Overview
Improve your web site from Assignment 1.
Why do we do this?
Iteration is an important part of all software. It's never bug-free the first time -- and even if it were, often you discover important things about what your users need only after you deploy your code.
Plus which, of course, this is a chance for you to practice your skills and improve anything you weren't happy with the first time, or have reconsidered in light of what you've learned since.
Deliverables
- Your HTML file (one page is sufficient);
- Your custom stylesheet(s);
- Any images, scripts, or other assets your page needs to work.
- Reflective writing (up to 2 pages) discussing changes you made to improve information architecture, usability, or accessibility. What did you change and why?
Turn these in as a zip archive (make sure when I unzip it, the links from your HTML file to your stylesheet and assets will still work!). Turn your zip file in to the appropriate Learn@UW dropbox.
The paragraphs can be in any format I can easily read. Text, PDF, .doc, HTML are all fine.
Grading criteria
Your page must...
- Meet all the criteria for Assignment 1. (If anything didn't validate, this is your chance to fix it!)
- Pass all the checks from the accessibility assignment.
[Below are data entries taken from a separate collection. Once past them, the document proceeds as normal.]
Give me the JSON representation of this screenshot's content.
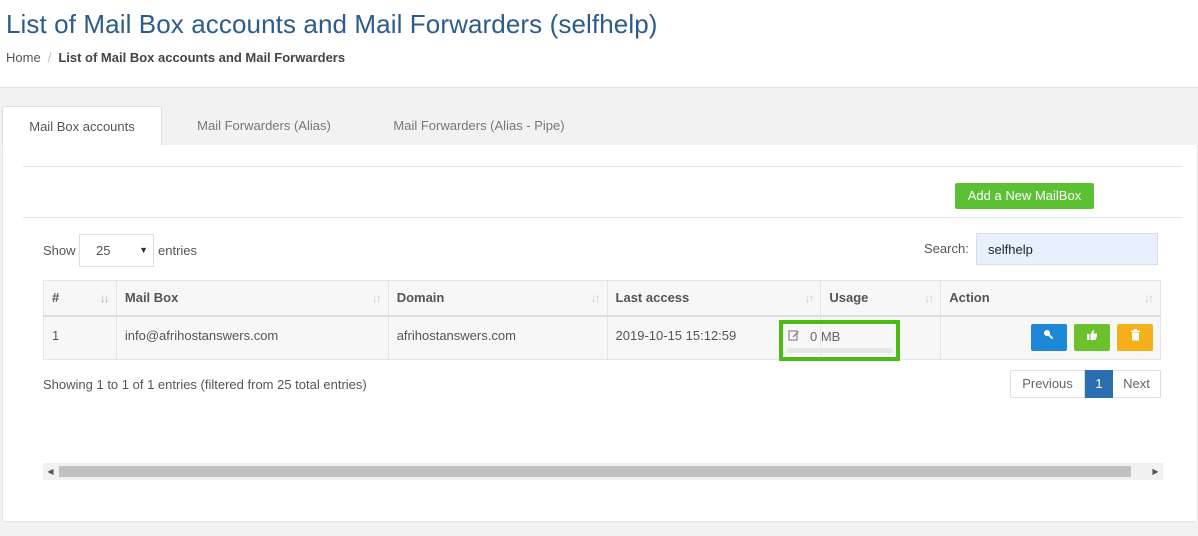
{
  "header": {
    "title": "List of Mail Box accounts and Mail Forwarders (selfhelp)",
    "breadcrumb": {
      "home": "Home",
      "separator": "/",
      "current": "List of Mail Box accounts and Mail Forwarders"
    }
  },
  "tabs": [
    {
      "label": "Mail Box accounts",
      "active": true
    },
    {
      "label": "Mail Forwarders (Alias)",
      "active": false
    },
    {
      "label": "Mail Forwarders (Alias - Pipe)",
      "active": false
    }
  ],
  "toolbar": {
    "add_label": "Add a New MailBox"
  },
  "length": {
    "show_label": "Show",
    "value": "25",
    "entries_label": "entries"
  },
  "search": {
    "label": "Search:",
    "value": "selfhelp"
  },
  "table": {
    "columns": [
      "#",
      "Mail Box",
      "Domain",
      "Last access",
      "Usage",
      "Action"
    ],
    "rows": [
      {
        "num": "1",
        "mailbox": "info@afrihostanswers.com",
        "domain": "afrihostanswers.com",
        "last_access": "2019-10-15 15:12:59",
        "usage": "0 MB"
      }
    ]
  },
  "info": "Showing 1 to 1 of 1 entries (filtered from 25 total entries)",
  "pagination": {
    "previous": "Previous",
    "current": "1",
    "next": "Next"
  },
  "icons": {
    "sort": "sort-icon",
    "edit": "edit-icon",
    "key": "key-icon",
    "thumbs_up": "thumbs-up-icon",
    "trash": "trash-icon"
  },
  "colors": {
    "title": "#2b5c8a",
    "add_button": "#5cc132",
    "highlight": "#4cbb17",
    "btn_blue": "#1e88d8",
    "btn_green": "#6cc22d",
    "btn_orange": "#f4b01a",
    "page_active": "#2d6eb0"
  }
}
- Include a Javascript effect (jQuery, Bootstrap, or your own custom code is fine, so long as it works).
- Demonstrate the changes you discuss in your reflective paragraphs.
Your reflection must...
- Demonstrate an awareness of ways to improve your original site;
- Thoughtfully ground that awareness in concepts from the course.
Your sites are all different, so it's up to you whether you think the highest-priority improvements relate to organization, usability, design, writing for the web, et cetera. I'm looking for you to make logical choices, based in your analysis of concepts we've learned. Particularly strong reflections will ground that analysis in specific examples from our readings.